Globalization
The international financial system, evolving from advances in information and communication technologies, has been a major factor in the marked increase in living standards for those countries that participate in it. Global economic integration facilitates the importation of capital and intermediate goods that may not be available in a country’s home market at comparable cost.
Similarly, global markets improve the efficient allocation of resources. Countries gain better access to financing, and the suppliers of capital — institutional investors or individual savers — receive better returns on their investments.
Finally, worldwide integration allows for the rapid transfer of ideas and technology — critical ingredients of today’s knowledge-based economies.
Technology has erased countries’ boundaries, vastly improving investor access to markets worldwide and enabling firms to finance projects anywhere almost instantaneously.
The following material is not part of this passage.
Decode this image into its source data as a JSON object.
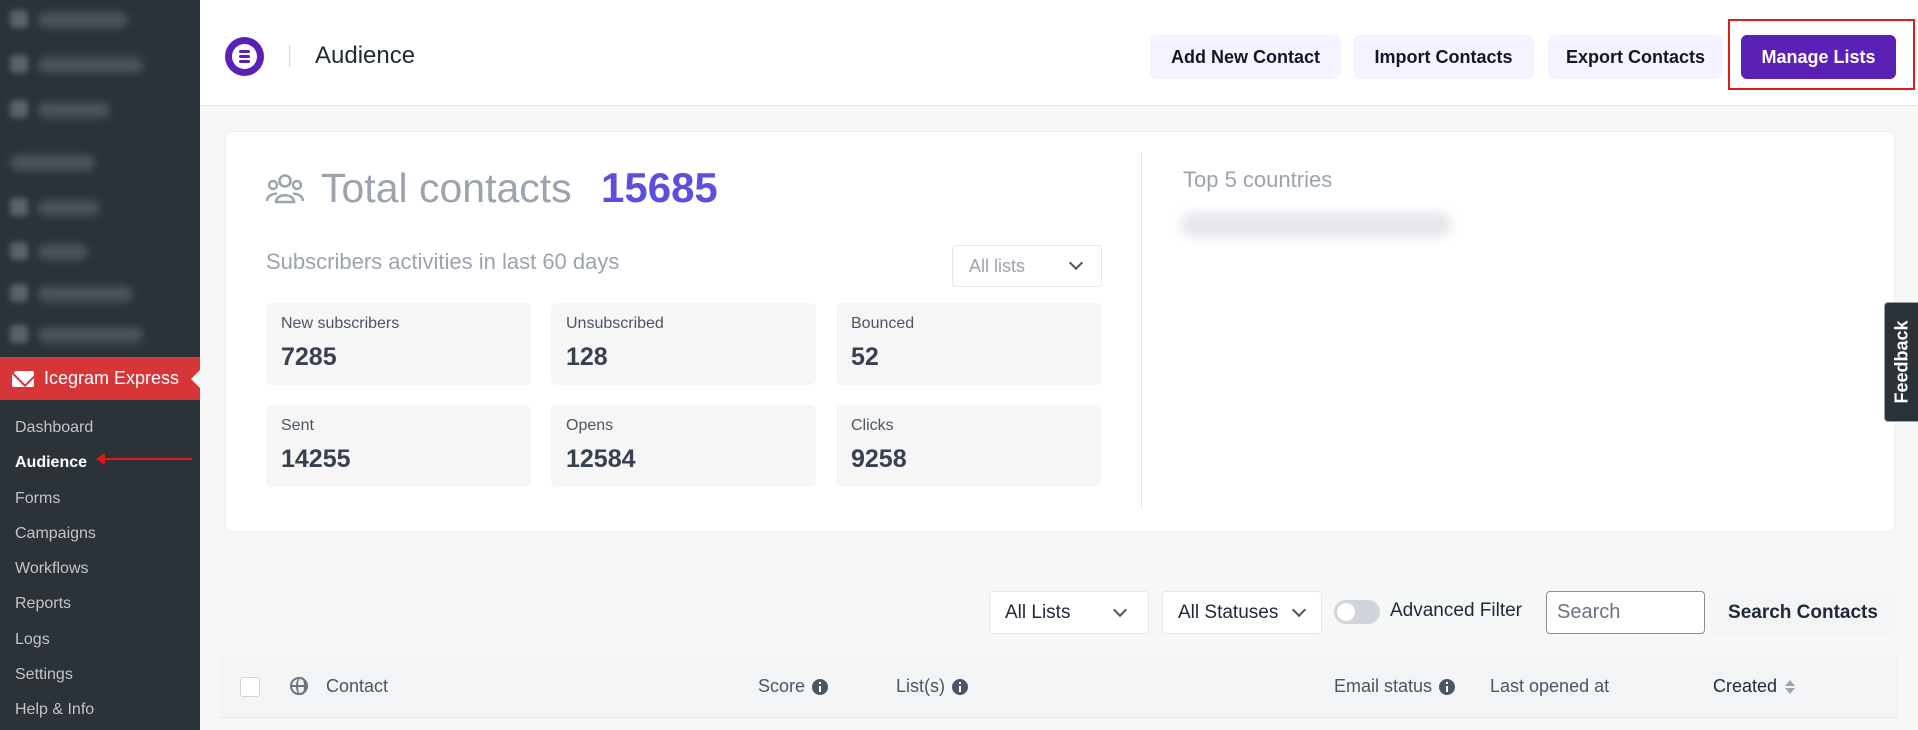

The end of the Cold War, a decline in regulatory barriers, and increased global competition have deepened the interdependence of national economies tremendously.
Enterprises in free-market democracies and those in more state-oriented countries are turning to the use of equity finance at an unparalleled pace. The voracious global appetite for low-cost capital and the surge in the supply of equity have generated fundamental changes in the world’s capital markets.
Many non-U.S. companies need to tap a larger market for capital than what exists in their own country. The size of the deal may also be so big that it must be managed by an international underwriting syndicate. Global securities firms have the unique ability and expertise that companies need as they respond to customer demand and extend their reach across continents. Investors, too, are diversifying their portfolios to include stocks and bonds of foreign companies.
In 2000, foreign investors made record acquisitions of U.S. securities. Their holdings of U.S. stocks and bonds totaled more than $4 trillion, or four times 1990’s $1 trillion total. The internationalization of capital markets is also being driven by a massive shift in the holdings of U.S. investors to non-U.S. stocks and bonds. In 1990, U.S. holdings of foreign securities were only $313 billion. By 2000, U.S. investors held $2.5 trillion of foreign securities.